Grats! Some how I feel happyer than I should for your achievement and I feel a bit renewed with hope now that I read this news of youres.you see, I've loved to writte ever since I was a kid but I've always been afraid of giving my self a chance to take it up as a profession or to Even finish a thought. (which I've never done thanks to my SA and lack of confidence) I'm too impatient and panic thinking I might mess my thought up and just lose all taste for it if I take it too far.... Then I tried to mix up my writting with my second passion,films, but to no avail seeing how I've got to deal with more. Ughh I hate myself.....Congrats again though


----------



## yes (Feb 27, 2008)

That's amazing that you can do that. I don't even have an MIDI keyboard to start playing with Kontakt.

When you release your album, please don't blindly follow the loudness wars... loud music has no contrast or sharpness at all. Or you could at least offer a dynamic version in additional to a smashed version. Your fans will thank you. The commercial music world has abandoned fidelty a LONG time ago. Commercially released music today doesn't take advantage of the amazing technology that exists.


----------



## roseblood (Mar 1, 2010)

Such a lovely voice! Congratulations, I wish you the best of luck!


----------



## Dying note (Mar 17, 2009)

I love your voice! It's lovely and instantly reminded me of Sara Bareilles (one of my fav artists). Your song, "Doctor, Doctor" is awesome


----------



## Nada (Dec 19, 2004)

guitargirl said:


> thanks for watching


you're welcome


----------



## guitargirl (Aug 31, 2009)

Dying note said:


> I love your voice!
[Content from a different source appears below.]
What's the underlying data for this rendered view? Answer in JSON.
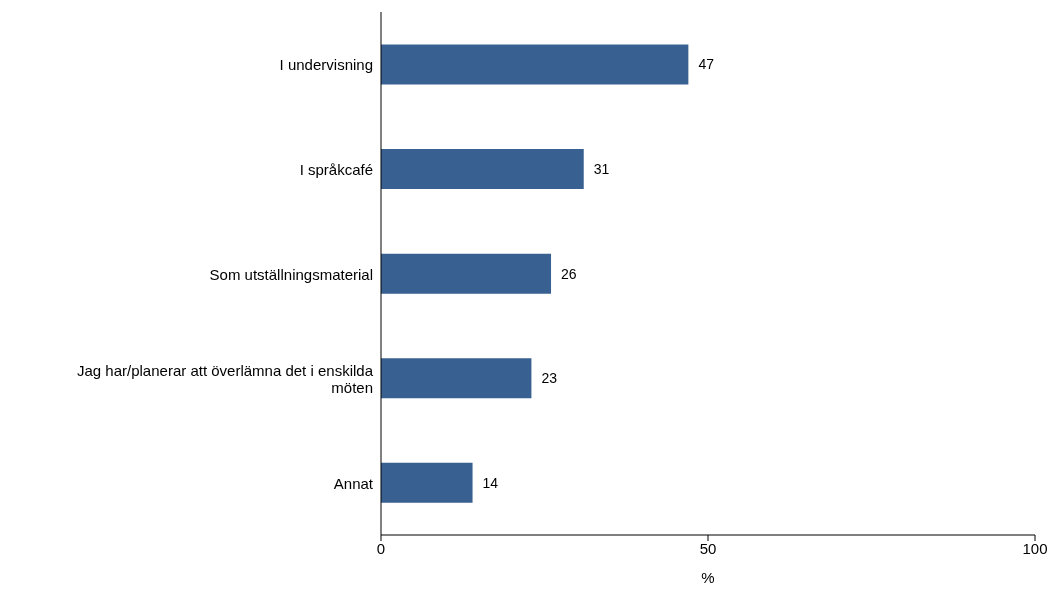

It's lovely and instantly reminded me of Sara Bareilles (one of my fav artists). Your song, "Doctor, Doctor" is awesome


Oh wow! What a compliment, Sara Bareilles is actually one of my favorite artists! I actually have a picture with her on my profile page. Thanks so much!


----------



## Dying note (Mar 17, 2009)

guitargirl said:


> Oh wow! What a compliment, Sara Bareilles is actually one of my favorite artists! I actually have a picture with her on my profile page. Thanks so much!


Oh wow...lol She's definitely a great influence and I hope you continue creating your music


----------